For those of us who are of a certain age, the 1960s were an era not to have been missed. Indeed, they were a time when idealism seemed to be a responsibility of citizenship, rather than an idle pursuit. As John Kennedy, Robert Kennedy and Martin Luther King spoke out in words that captured the heart as well as the mind, more and more fell in behind. Their goals and ideals demanded to be your goals and ideals, and all of the lofty aims they espoused seemed to be as achievable as they were morally imperative.
And then, of course, the house of cards began to tumble in, through a succession of events that everyone that lived through them remembers all too well - not just remembers, but remembers frozen and captured in the amber of a terrible series of still images - where you were, and what you were doing. And then, after what seemed an endless moment, the numbing horror of what came next, as if the camera had begun rolling once again.
I was at school in fifth grade when John Kennedy was shot. Suddenly, all of the teachers disappeared from all of the class rooms, and stood whispering in the hall. Then, all of the children behind all of the windows in all of the classrooms of the parochial school across the alley were suddenly on their knees praying. And then we were sent home, without explanation, to be given the news by our parents in whatever way they thought best.
When I was in ninth grade the least surprising but perhaps the most unjust event occurred, with the assassination of one of the greatest and most courageous men of my time. The date was April 4, 1968, and the place, Memphis, Tennessee. I was in London, England when I heard the news that the Reverend Martin Luther King had been assassinated. For days, the first four pages of every London paper were awash with news, pictures, and tales of anguish from the scores of American cities that went up in flames and rioting, borne of the outrage that spewed from this latest, outrageous injustice, of fears once again fulfilled fears, and dreams once more taken away. It seemed like the country must explode, or collapse.
And it almost did, but for the outreach of those that tried to bridge a chasm that threatened to yawn ever wider until it consumed everyone on either side.

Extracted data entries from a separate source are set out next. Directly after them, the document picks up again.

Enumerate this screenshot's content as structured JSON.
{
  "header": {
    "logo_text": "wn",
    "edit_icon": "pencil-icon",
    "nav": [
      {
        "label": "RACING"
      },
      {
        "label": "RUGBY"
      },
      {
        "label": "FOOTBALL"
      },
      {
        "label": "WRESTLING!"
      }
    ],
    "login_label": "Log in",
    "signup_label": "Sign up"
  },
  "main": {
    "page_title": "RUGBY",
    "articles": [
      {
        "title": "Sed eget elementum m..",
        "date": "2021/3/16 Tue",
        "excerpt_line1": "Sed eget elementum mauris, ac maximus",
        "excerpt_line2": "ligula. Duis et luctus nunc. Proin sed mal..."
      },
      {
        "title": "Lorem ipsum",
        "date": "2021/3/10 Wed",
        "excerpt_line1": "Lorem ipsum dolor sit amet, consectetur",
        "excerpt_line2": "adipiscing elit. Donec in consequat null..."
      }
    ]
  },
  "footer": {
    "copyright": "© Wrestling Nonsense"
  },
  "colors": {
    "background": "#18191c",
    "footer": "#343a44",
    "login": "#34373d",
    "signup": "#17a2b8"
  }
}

One of those that reached the farthest that wrenching summer was Bobby Kennedy, at the time campaigning for the Democratic nomination for the presidency. On the day of King’s assassination he landed in Indianapolis, Indiana, where he was scheduled to speak to a crowd gathered in a poor black neighborhood. His staff urged him not to speak, but he insisted. As he took the stage, he realized that his audience had not yet heard the news of King’s assassination. But he rose to the occasion, speaking extemporaneously and saying in part:
What we need in the United States is not division; what we need in the United States is not hatred; what we need in the United States is not violence and lawlessness, but is love and wisdom, and compassion toward one another, and a feeling of justice toward those who still suffer within our country, whether they be white or whether they be black.
(Interrupted by applause)
…But the vast majority of white people and the vast majority of black people in this country want to live together, want to improve the quality of our life, and want justice for all human beings that abide in our land.
(Interrupted by applause)
Let us dedicate ourselves to what the Greeks wrote so many years ago: to tame the savageness of man and make gentle the life of this world.

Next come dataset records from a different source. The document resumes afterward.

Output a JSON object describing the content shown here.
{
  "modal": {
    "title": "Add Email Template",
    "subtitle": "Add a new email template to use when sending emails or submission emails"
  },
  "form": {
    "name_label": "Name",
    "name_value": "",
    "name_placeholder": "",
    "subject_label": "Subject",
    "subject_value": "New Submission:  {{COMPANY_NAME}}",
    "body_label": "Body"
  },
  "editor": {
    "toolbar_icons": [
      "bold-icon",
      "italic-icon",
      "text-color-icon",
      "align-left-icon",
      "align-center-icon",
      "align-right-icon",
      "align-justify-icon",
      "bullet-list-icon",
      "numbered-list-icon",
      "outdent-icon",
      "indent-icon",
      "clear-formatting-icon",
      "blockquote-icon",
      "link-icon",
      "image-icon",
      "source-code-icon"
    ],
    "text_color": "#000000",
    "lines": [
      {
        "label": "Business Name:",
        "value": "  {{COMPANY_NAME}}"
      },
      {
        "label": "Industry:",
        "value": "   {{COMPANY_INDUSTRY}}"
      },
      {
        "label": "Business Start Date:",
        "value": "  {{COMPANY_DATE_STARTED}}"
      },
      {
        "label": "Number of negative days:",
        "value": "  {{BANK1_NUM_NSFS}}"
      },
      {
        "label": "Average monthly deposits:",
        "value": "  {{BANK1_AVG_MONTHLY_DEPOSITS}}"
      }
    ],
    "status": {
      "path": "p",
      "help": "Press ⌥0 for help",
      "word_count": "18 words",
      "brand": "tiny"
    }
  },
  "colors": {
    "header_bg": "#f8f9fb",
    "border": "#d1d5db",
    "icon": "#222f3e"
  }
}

An unusual man, to be sure. A Harvard graduate with rolled up sleeves that could break the news to a stunned black audience that a white man had just assassinated the greatest black leader of the century, and then quoted Aeschylus as if it was the most natural thing to do on such an occasion. And yet still he was able, through his simple eloquence and the shared experience of tragedy, to connect with a blue collar crowd dealing with emotions unimaginable to few that had not experienced such a sudden, terrible loss. All in six short minutes and 12 seconds of speaking from the heart, while everywhere else in America cities were already beginning to burn.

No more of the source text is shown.